Children’s Aid mom sues to keep kids’ programs running

The Children’s Aid Society’s board of trustees made it official last week, voting to sell its three Sullivan St. buildings and close its model children’s programs by June 2012.

Prompted because Children’s Aid programs in the increasingly affluent Village contradict the society’s 150-year-old mission to serve poor children, the impending sale has provoked an outcry of concern by parents, education advocates and community leaders.

Even before the Dec. 16 trustees vote, the mother of a child in the nursery school filed a lawsuit in State Supreme Court seeking to compel the society to keep its programs in the Village open at least until June 2013.

Moreover, Jo Hamilton, chairperson of Community Board 2, and Keen Berger, chairperson of the C.B. 2 Social Services and Education Committee, sent a Dec. 15 letter to the society seeking to discuss potential entities to take over the services for children. The letter notes that the society property provides a needed service in a community woefully short of early childhood services and public school seats.

“We would like to explore every opportunity to ensure that your buildings will continue to provide our children with appropriate and needed space,” said the letter, which went to elected officials representing the Village, Chelsea and the Lower East Side.

Luke McGrath, the lawyer representing the mother of a 2-year-old in the school, filed the lawsuit on Dec. 14 to delay the trustees’ vote. But after Children’s Aid lawyers said at a Dec.16 hearing that the school would not close before June 2012, Justice Eileen Rakower allowed the vote to proceed, pending a Feb. 1 hearing on an order to keep the program open for an additional year.

McGrath told the newspaper that the suit is seeking to keep the three-year program for 2-, 3- and 4-year-olds open until 2013 to allow 2-year-olds entering in 2011 to complete the program.

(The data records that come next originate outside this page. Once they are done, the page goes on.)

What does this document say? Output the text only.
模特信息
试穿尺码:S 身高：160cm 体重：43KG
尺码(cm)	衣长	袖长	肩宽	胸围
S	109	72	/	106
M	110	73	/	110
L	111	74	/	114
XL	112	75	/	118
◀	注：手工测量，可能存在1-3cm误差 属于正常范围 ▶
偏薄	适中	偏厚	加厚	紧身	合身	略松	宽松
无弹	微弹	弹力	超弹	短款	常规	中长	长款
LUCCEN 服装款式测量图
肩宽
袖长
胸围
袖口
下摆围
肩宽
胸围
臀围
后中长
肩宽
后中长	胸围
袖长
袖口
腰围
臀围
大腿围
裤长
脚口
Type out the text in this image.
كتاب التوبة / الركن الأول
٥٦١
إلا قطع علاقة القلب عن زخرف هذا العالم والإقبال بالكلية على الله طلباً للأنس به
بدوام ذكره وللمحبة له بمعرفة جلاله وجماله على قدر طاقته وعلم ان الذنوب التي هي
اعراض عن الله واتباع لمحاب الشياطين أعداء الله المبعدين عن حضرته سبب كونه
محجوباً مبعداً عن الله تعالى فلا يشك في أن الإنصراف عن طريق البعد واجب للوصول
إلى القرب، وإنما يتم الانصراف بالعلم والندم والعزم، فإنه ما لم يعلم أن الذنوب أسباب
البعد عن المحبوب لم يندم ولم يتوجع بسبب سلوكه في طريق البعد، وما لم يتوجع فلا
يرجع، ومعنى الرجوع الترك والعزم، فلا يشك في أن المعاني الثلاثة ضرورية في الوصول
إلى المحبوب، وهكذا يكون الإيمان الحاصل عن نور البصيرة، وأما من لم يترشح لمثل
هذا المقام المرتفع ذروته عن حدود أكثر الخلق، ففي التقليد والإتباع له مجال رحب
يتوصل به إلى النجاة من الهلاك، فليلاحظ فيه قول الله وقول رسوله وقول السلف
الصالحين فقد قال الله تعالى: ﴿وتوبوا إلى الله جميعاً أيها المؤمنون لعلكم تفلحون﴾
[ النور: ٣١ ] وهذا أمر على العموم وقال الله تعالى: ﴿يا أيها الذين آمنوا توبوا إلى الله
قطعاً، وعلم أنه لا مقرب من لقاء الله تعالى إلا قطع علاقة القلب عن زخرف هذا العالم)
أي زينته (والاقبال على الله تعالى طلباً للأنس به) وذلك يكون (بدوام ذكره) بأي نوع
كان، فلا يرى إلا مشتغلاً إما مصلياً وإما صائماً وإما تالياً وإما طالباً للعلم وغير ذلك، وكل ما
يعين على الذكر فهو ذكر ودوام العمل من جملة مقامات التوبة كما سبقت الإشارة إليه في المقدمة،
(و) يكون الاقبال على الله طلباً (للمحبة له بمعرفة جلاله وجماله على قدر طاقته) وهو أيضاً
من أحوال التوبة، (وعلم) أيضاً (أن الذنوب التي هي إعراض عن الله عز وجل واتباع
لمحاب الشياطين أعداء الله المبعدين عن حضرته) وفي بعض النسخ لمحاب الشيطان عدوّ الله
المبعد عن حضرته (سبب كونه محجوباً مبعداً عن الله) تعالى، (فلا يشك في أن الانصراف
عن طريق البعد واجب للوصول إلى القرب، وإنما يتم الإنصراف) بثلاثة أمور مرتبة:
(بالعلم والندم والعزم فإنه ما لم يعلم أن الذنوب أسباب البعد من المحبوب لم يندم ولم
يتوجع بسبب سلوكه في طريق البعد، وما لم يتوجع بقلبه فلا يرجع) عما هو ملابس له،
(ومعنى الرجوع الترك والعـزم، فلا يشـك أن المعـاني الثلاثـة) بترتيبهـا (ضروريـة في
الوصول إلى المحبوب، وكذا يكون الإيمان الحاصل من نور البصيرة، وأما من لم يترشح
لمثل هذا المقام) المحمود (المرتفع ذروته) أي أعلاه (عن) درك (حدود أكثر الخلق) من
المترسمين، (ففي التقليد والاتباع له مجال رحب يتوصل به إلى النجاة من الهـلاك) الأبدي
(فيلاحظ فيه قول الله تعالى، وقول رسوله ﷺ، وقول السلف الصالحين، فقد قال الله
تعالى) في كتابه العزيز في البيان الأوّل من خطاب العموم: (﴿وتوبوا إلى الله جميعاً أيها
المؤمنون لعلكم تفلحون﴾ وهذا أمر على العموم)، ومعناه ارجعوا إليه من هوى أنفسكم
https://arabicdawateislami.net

“Parents are already applying to nursery schools and there are no seats available,” McGrath explained.

While Richard R. Buery Jr., Children’s Aid executive director, had said in a Nov. 30 letter to parents first announcing the proposed sale that the program would not close before June 2012, McGrath said that parents had sought a written legal guarantee that the program would continue to 2012, but the society did not comply.

“This issue is important to the community hit by budget and service cuts and the closing of St. Vincent’s Hospital,” said McGrath, whose client, Viviane Bromberg, is his wife. Their daughter goes to the school.

The society’s building at 219 Sullivan St., known as the Philip Coltoff Center, has been serving the Village since 1892, and the Early Childhood Center, at 175-177 Sullivan St., has served the Village for nearly 30 years.

In response to the impending sale, parents and education advocates organized an ad-hoc group, SAVE (Save A Village Education), to work with the society to find a way to keep the nursery school open after a sale.

In addition, the Greenwich Village Society for Historic Preservation has called on the city’s Landmarks Preservation Commission to calendar a hearing on G.V.S.H.P.’s proposal to designate the Sullivan St. stretch where the buildings are located as an extension of the South Village Historic District to prevent inappropriate development of the property.

But an L.P.C. spokesperson noted earlier this week that the commission had designated part of G.V.S.H.P.’s proposal — calling it instead a Greenwich Village Historic District extension — just to the east in June and was now concentrating on more than 3,000 other potential individual landmarks and district designations in other parts of the five boroughs.